In our personal lives people to often bemoan the life situation that they are in by blaming everyone and everything else in their lives. The reason why they don’t live in a bigger house? The bank wouldn’t give me a loan. No new car? The dealer wouldn’t give me a good enough deal. Why is my marriage failing? My spouse is the problem. Why are my kids a mess? It’s the schools fault. It is this type of thinking that is killing us as a society. It seems as though no one assigns blame to themselves for the trouble that they may be having.

Sophocles said that “It is a painful thing to look at your own trouble and know that you yourself and no one else has made it.” A truer statement could not be made. We live in a society today where it is ok to not accept responsibility for anything. Unfortunately this type of behavior starts all the way at the top. Our President has spent the last seven years blaming the previous administration for every single failure during his term. What are we to think when the President of the United States can’t even take responsibility for anything that he has done? Since he does it, why shouldn’t we?

At work we hear the same mantra:

“It wasn’t my fault.”

“I can’t do that because it won’t work.”

“What do you expect me to do, the administration tells us what to do.”

“They have always done it that way.”  

“They expect to much from us.”

When was the last time that you actually heard someone say, “I messed up and I will accept the consequences for what I have done”? I would venture to guess that it is probably not in the recent past. This is a societal issue that needs to be addressed and until we do we will continue to sink lower and lower as a people. This runs across all ethnic lines and income levels.

For those of us getting older, time is running out. For you folks who are younger and yet again much younger, consider making a change in your life that could not only produce better results for you, but would certainly make you happier. What is it that we can do to produce change in ourselves?

First, don’t think that you are entitled to anything. If you want something, go out and earn it. Here’s a shocker-you can’t afford it? Guess what? You can’t have it! Hard work has never killed anyone. Our society is riddled with those who believe that due to their circumstances, they are owed something. Not true. Ken Keyes jr. said that “you are not responsible for the programming that you picked up in childhood. However, as an adult, you are one hundred percent responsible for fixing it.”

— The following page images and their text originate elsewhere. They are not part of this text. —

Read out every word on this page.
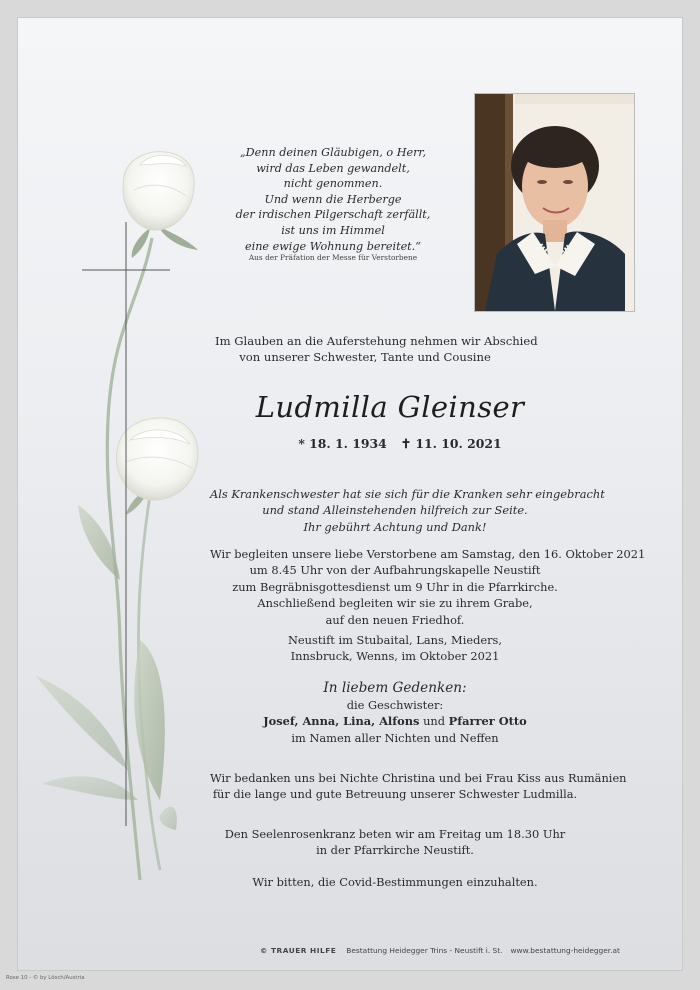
„Denn deinen Gläubigen, o Herr,
wird das Leben gewandelt,
nicht genommen.
Und wenn die Herberge
der irdischen Pilgerschaft zerfällt,
ist uns im Himmel
eine ewige Wohnung bereitet.“
Aus der Präfation der Messe für Verstorbene
Im Glauben an die Auferstehung nehmen wir Abschied
von unserer Schwester, Tante und Cousine
Ludmilla Gleinser
* 18. 1. 1934 ✝ 11. 10. 2021
Als Krankenschwester hat sie sich für die Kranken sehr eingebracht
und stand Alleinstehenden hilfreich zur Seite.
Ihr gebührt Achtung und Dank!
Wir begleiten unsere liebe Verstorbene am Samstag, den 16. Oktober 2021
um 8.45 Uhr von der Aufbahrungskapelle Neustift
zum Begräbnisgottesdienst um 9 Uhr in die Pfarrkirche.
Anschließend begleiten wir sie zu ihrem Grabe,
auf den neuen Friedhof.
Neustift im Stubaital, Lans, Mieders,
Innsbruck, Wenns, im Oktober 2021
In liebem Gedenken:
die Geschwister:
Josef, Anna, Lina, Alfons und Pfarrer Otto
im Namen aller Nichten und Neffen
Wir bedanken uns bei Nichte Christina und bei Frau Kiss aus Rumänien
für die lange und gute Betreuung unserer Schwester Ludmilla.
Den Seelenrosenkranz beten wir am Freitag um 18.30 Uhr
in der Pfarrkirche Neustift.
Wir bitten, die Covid-Bestimmungen einzuhalten.
© TRAUER HILFE Bestattung Heidegger Trins - Neustift i. St. www.bestattung-heidegger.at
Rose 10 - © by Lösch/Austria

Second, If you spend all of your time blaming others for your problems, they will never change. Accepting responsibility for what you have done empowers you and allows you to change things that may occur in the future. You won’t be relying on others to change to help improve your situation. If you want change, you have to be the one to make it happen.

Lastly, I refer you to the quote at the top of this blog. “Cut the crap and stop whining. Put your big boy pants on and suck it up.” Do I really need to say anything else?

Some other quotes to think about as you choose the path to change::

“The victim mindset dilutes the human potential. By not accepting responsibility for our circumstances , we greatly reduce our power to change them.” -Steve Maraboli

“This is your life. You are responsible for it. You will not live forever. Don’t wait.”  -Natalie Goldberg

“Take your life in your own hands and what happens? A terrible thing: no one to blame.” -Erica Jong

Eventually we all have to accept full and total responsibility for our actions, everything we have done, and have not done.” -Hubert Selby jr.